Layer 2 Public Goods Network to shut down by mid-2024
Public Goods Network (PGN), a Layer-2 scaling solution for Ethereum backed by Gitcoin, announced that it will gradually cease its operations and dissolve its chain by June 2024.
In a series of tweets on Jan. 17, the PGN team shared a “bittersweet update” on the future of the network, which aimed to fund the world’s public goods by generating revenue from network sequencer fees and returning them to public goods projects.
The team said that the decision was not easy, but a realistic evaluation highlighted the challenges in meeting their goals of generating significant funding for public goods. One of the main challenges was the inability to implement Contract Secured Revenue (CSR), a fee-splitting model that would allow smart contract developers to claim a percentage of the transaction fees paid by users when interacting with their contracts.
“Unfortunately, CSR is not a technology we could implement alone on the Superchain, which meant that it could not serve as a key differentiator for our network,” the team tweeted.
Today, we are sharing a bittersweet update on PGN’s future.
Since launching the Public Goods Network in July ’23, our journey has been one of building and learning, fueled by the incredible support of the Public Goods Alliance, our community, partners, and of course @gitcoin.
— Public Goods Network | 🟢 (@pgn_eth) January 17, 2024
The Superchain is a network of Layer-2 chains that share security, a communication layer, and an open-source development stack, as proposed by Optimism, one of the leading Layer-2 solutions for Ethereum.
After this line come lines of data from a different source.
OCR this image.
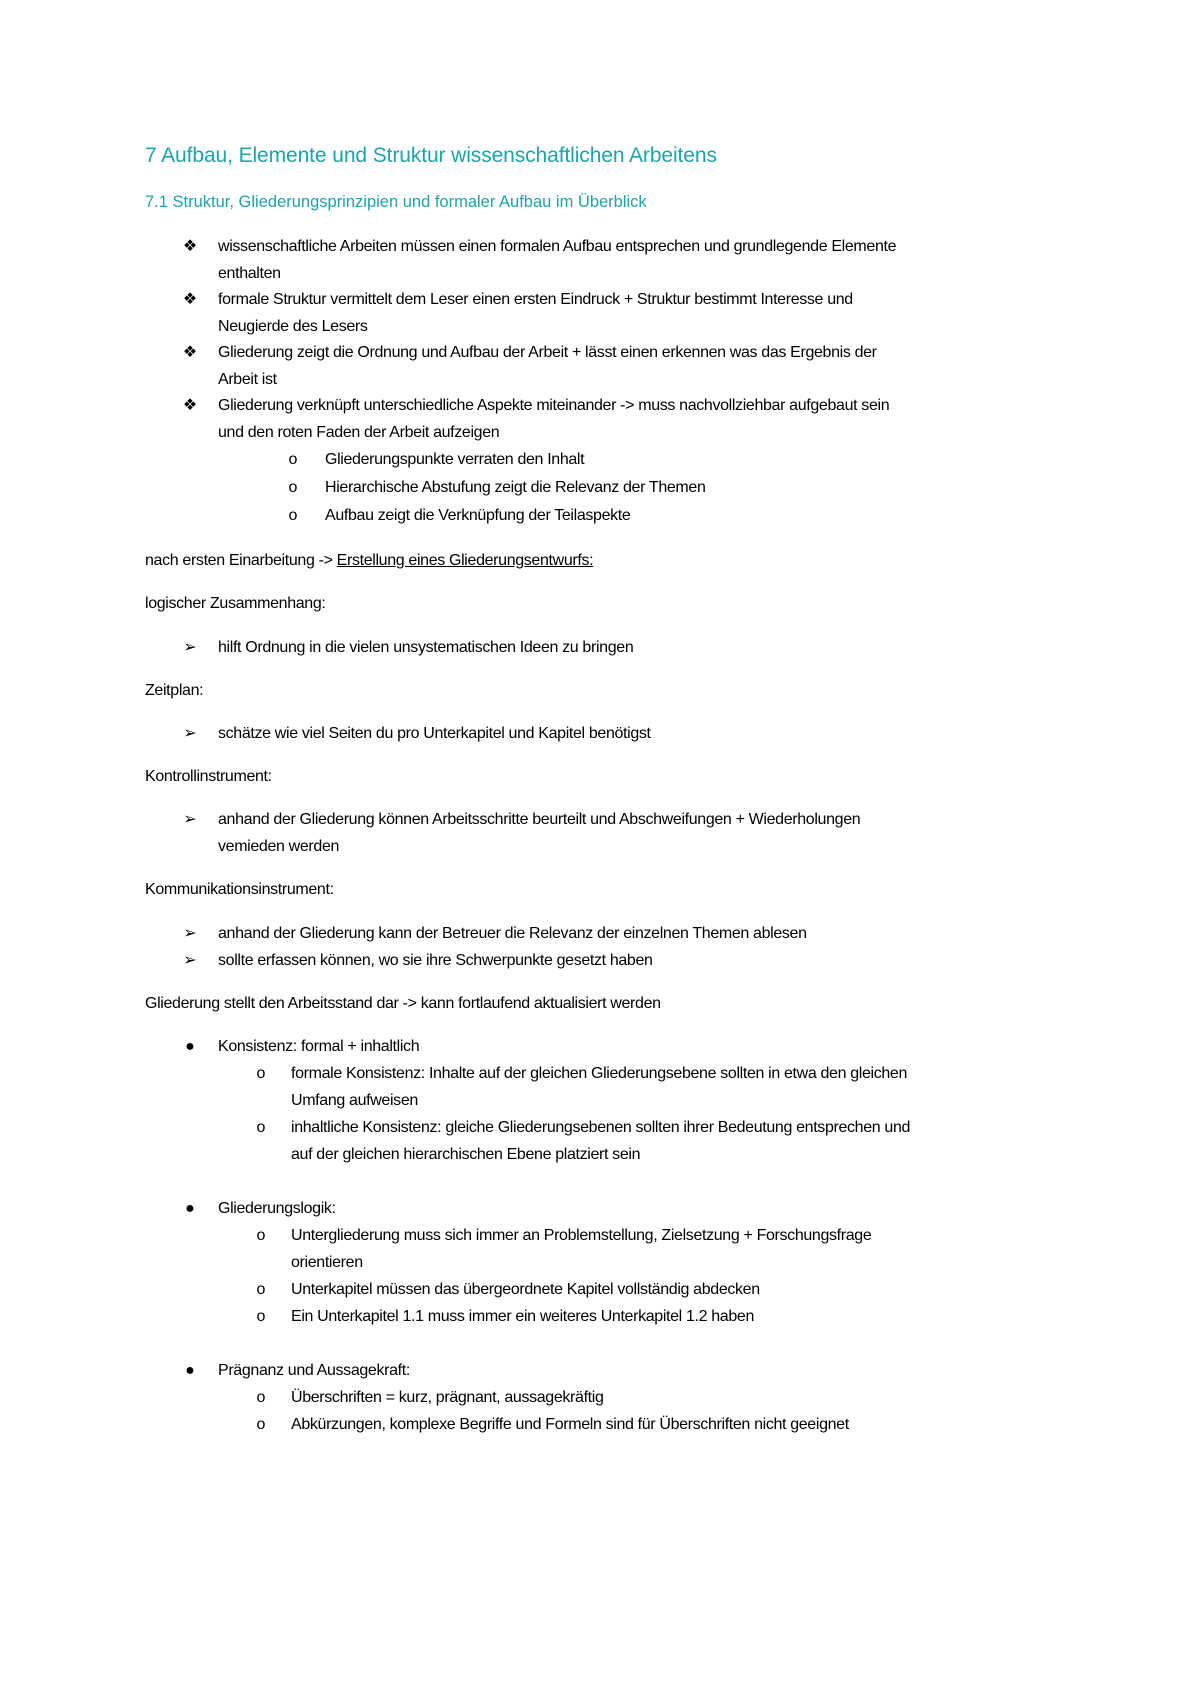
7 Aufbau, Elemente und Struktur wissenschaftlichen Arbeitens
7.1 Struktur, Gliederungsprinzipien und formaler Aufbau im Überblick
❖ wissenschaftliche Arbeiten müssen einen formalen Aufbau entsprechen und grundlegende Elemente
enthalten
❖ formale Struktur vermittelt dem Leser einen ersten Eindruck + Struktur bestimmt Interesse und
Neugierde des Lesers
❖ Gliederung zeigt die Ordnung und Aufbau der Arbeit + lässt einen erkennen was das Ergebnis der
Arbeit ist
❖ Gliederung verknüpft unterschiedliche Aspekte miteinander -> muss nachvollziehbar aufgebaut sein
und den roten Faden der Arbeit aufzeigen
o	Gliederungspunkte verraten den Inhalt
o	Hierarchische Abstufung zeigt die Relevanz der Themen
o	Aufbau zeigt die Verknüpfung der Teilaspekte
nach ersten Einarbeitung -> Erstellung eines Gliederungsentwurfs:
logischer Zusammenhang:
➢ hilft Ordnung in die vielen unsystematischen Ideen zu bringen
Zeitplan:
➢ schätze wie viel Seiten du pro Unterkapitel und Kapitel benötigst
Kontrollinstrument:
➢ anhand der Gliederung können Arbeitsschritte beurteilt und Abschweifungen + Wiederholungen
vemieden werden
Kommunikationsinstrument:
➢ anhand der Gliederung kann der Betreuer die Relevanz der einzelnen Themen ablesen
➢ sollte erfassen können, wo sie ihre Schwerpunkte gesetzt haben
Gliederung stellt den Arbeitsstand dar -> kann fortlaufend aktualisiert werden
●	Konsistenz: formal + inhaltlich
o	formale Konsistenz: Inhalte auf der gleichen Gliederungsebene sollten in etwa den gleichen
Umfang aufweisen
o	inhaltliche Konsistenz: gleiche Gliederungsebenen sollten ihrer Bedeutung entsprechen und
auf der gleichen hierarchischen Ebene platziert sein
●	Gliederungslogik:
o	Untergliederung muss sich immer an Problemstellung, Zielsetzung + Forschungsfrage
orientieren
o	Unterkapitel müssen das übergeordnete Kapitel vollständig abdecken
o	Ein Unterkapitel 1.1 muss immer ein weiteres Unterkapitel 1.2 haben
●	Prägnanz und Aussagekraft:
o	Überschriften = kurz, prägnant, aussagekräftig
o	Abkürzungen, komplexe Begriffe und Formeln sind für Überschriften nicht geeignet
PGN was the third chain to launch on the Superchain in July 2023, after Base (a Layer-2 solution developed by Coinbase) and Z (a marketplace for NFTs). However, the team said that the Superchain interoperability infrastructure and developer tooling were still under development, which made PGN’s growth challenging for a small team.
The team also cited the difficulties in attracting users to migrate to PGN without the convenience of a scaled network, and the lack of liquidity on bridges, decentralized exchanges, and core infrastructure like a Safe UI. Moreover, the team said that PGN could not compete with the increasing competition between Layer-2s, especially without the promise of a future airdrop, as a native token was less aligned with PGN’s financial model.
“Ultimately the Tx volume on PGN was not sufficient to generate positive revenue,” the team admitted.
Despite the challenges, the team said that having a network dedicated to public goods brought together the best people and projects, passionate about public goods. The team also expressed gratitude for the support from the community, contributors, and partners, especially Gitcoin, the platform that supports open-source development and public goods funding.
The team also praised the builders who contributed valuable development and infrastructure to PGN, calling them “true regens”.
The team said that they hoped that the lessons learned and the relationships formed during the PGN journey would continue after the network sunsets. They also said that they were open to discussions with anyone who wished to support or take over PGN, and would love to see what a new future home and use case for PGN might look like.
From today until June 2024, the community can withdraw all their assets from PGN through the main bridge or other cross-chain solutions like Superbridge.